Concurrency in an RDB

From: David <davidbl_at_iinet.net.au>
Date: 7 Dec 2006 18:14:17 -0800
Message-ID: <1165544057.433915.4620_at_n67g2000cwd.googlegroups.com>



I have some thoughts on how best to achieve concurrency in an RDB. You may want to keep in mind that I am a "systems programmer" with little experience in using an RDB. I'm posting to this newsgroup to see whether my ideas have a reasonable basis.

Consider that a single mutex is used to protect an entire RDB. This mutex offers shared read / exclusive write access modes. It avoids writer starvation by blocking further readers once one or more writer threads are waiting on the mutex.

I'm basically suggesting conservative rather than strict 2PL. This may sound heretical, or at least far too simplistic (and inefficient) to be useful in an industrial strength RDB. However I contend that the approach deserves to me analyzed in some detail. I suspect it is a case of "less is more".

With such coarse level locking the CPU overheads of gaining and releasing locks are minimized (simply because locks are opened so infrequently).

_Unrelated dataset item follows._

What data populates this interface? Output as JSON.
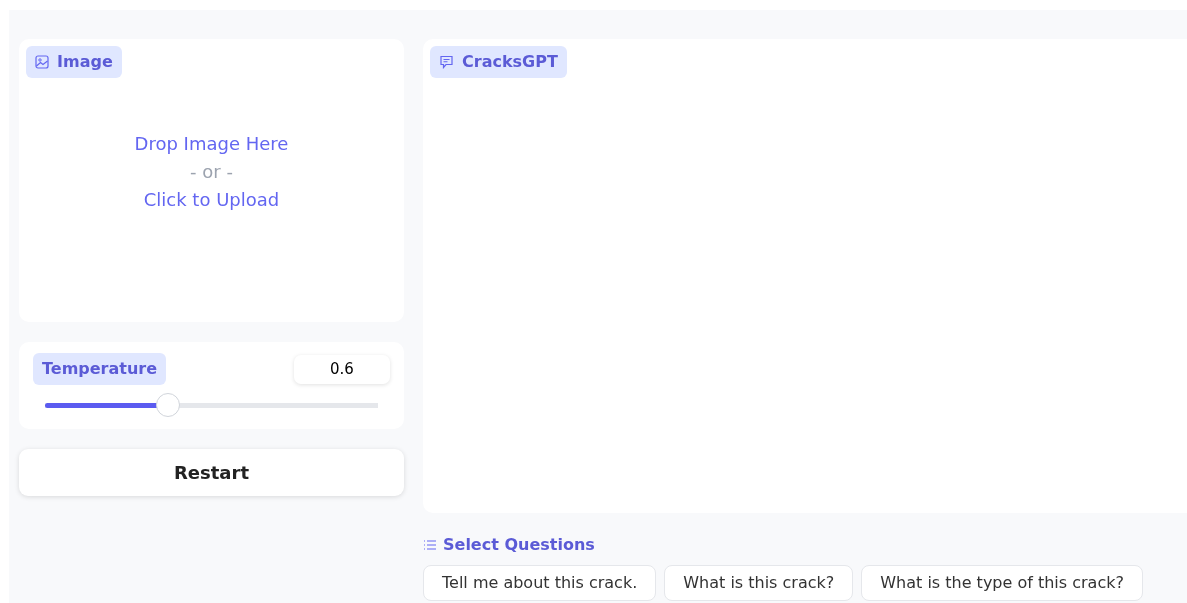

Exclusive write access to the entire RDB means there can never be dead-lock. This eliminates a lot of complexity and overhead. For example there is no need for dead-lock detection such as by looking for a cycle in the wait-for graph. There is also no need to select a "victim" transaction, abort it and then later restart it from scratch.

In some database applications repeated dead-lock scenarios occur, and the database can become very inefficient because transactions are continually aborted and rolled back. This is a rather insidious problem because a database can work fine under lighter loads then suddenly takes on pathological behavior when the load increases slightly.

In a shared read mode we get the ultimate in concurrency. We allow any number of threads to have unrestricted access to all data in the database, without any additional locking (i.e. apart from the initial lock). It is fairly easy to support shared use of caches with LRU eviction policies. Data loaded from disk represents cached state, as well as all calculated (or "derived") state. So it is easy to allow different threads to share in the calculated results that they generate. This makes it quite easily to parallelise read-only algorithms across all processors in multi-core machines. It also makes it easy to ensure that processors work concurrently with I/O.

I like the analogy to functional programming. This emphasizes the idea that outputs are (completely) calculated from read-only inputs. It is well known that FP offers one of the best ways to achieve concurrency in computer science.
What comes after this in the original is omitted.